The day parameter represents the day of the month. It begins at 1 (contrary to the month parameter) and the integer will be comprised between 1 and 31.

→ hour

The hour parameter represents the hour of the day on a 24 hours scale. The integer will be comprised between 0 and 23.

→ minute

The minute parameter is on a 60 minutes scale. The integer will be comprised between 0 and 59.

→ second

The second parameter is on a 60 seconds scale. The integer will be comprised between 0 and 59.

→ millisecond

The millisecond parameter is on a 1000 milliseconds scale. The integer will be comprised between 0 and 999.

var theDate = new Date(2016,6,17,21,15,30,0);
// Prints Sun Jul 17 2016 21:15:30 GMT+0200 (CEST)

Note that the month number (6) corresponds to July and not June, due to the zero-based structure of the month parameter.

II. Using the “set” methods that set a component’s value within a Date

The Date object’s methods, that can be used on an instance of date, feature set methods for setting specific components of the date.
These methods let you set values for a part of the date : years, months, days, hours, minutes, seconds and milliseconds.

Let’s create for example an instance of the Date object that will represent the current date, and review the set methods we can apply to this newly created myDate variable :

var myDate = new Date();
// Prints Sat Sep 03 2016 16:22:20 GMT+0200 (CEST)

→ setFullYear()

Sets the year (optionally month and day)

myDate.setFullYear(2001);
// Prints Mon Sep 03 2001 16:28:40 GMT+0200 (CEST)

→ setMonth()

Sets the month (0–11)

myDate.setMonth(2);
// Prints Thu Mar 03 2016 16:33:48 GMT+0100 (CET)

→ setDate()

Sets the day of the month as a number (1–31)

myDate.setDate(25);
// Prints Sun Sep 25 2016 16:22:20 GMT+0200 (CEST)

→ setHours()

Sets the hour (0–23)

myDate.setHours(9);
// Prints Sat Sep 03 2016 09:31:23 GMT+0200 (CEST)

→ setMinutes()

Sets the minutes (0–59)

myDate.setMinutes(1);
// Prints Sat Sep 03 2016 16:01:02 GMT+0200 (CEST)

→ setSeconds()

Sets the seconds (0–59)

myDate.setSeconds(30);
// Prints Sat Sep 03 2016 16:36:30 GMT+0200 (CEST)

→ setMilliseconds():

Sets the milliseconds (0–999)

→ setTime()

Sets the time in milliseconds since January 1, 1970

Conclusion

You have many options at your service to build your own instance of the Date object in Javascript, and even more ways of retrieving and displaying it with native built-in methods.

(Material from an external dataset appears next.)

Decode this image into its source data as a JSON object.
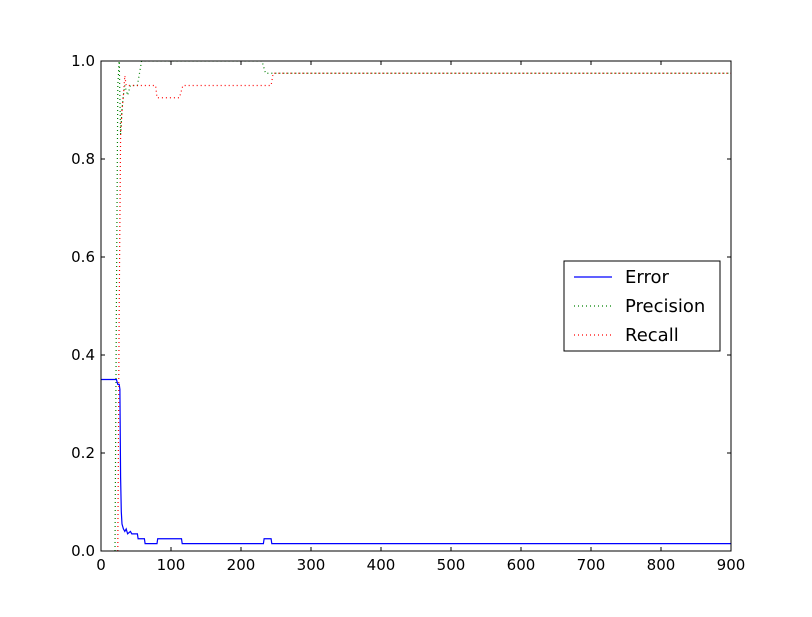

What can be puzzling when manipulating dates is the management of the different timezones users find themselves in, along with the lack of control on the user’s computer settings.

From blog comments to online orders to booking calendars however, the right use of Date object is one of the most important Javascript components that make for trusted and reliable web applications.

I hope you enjoyed this article, thank you for reading.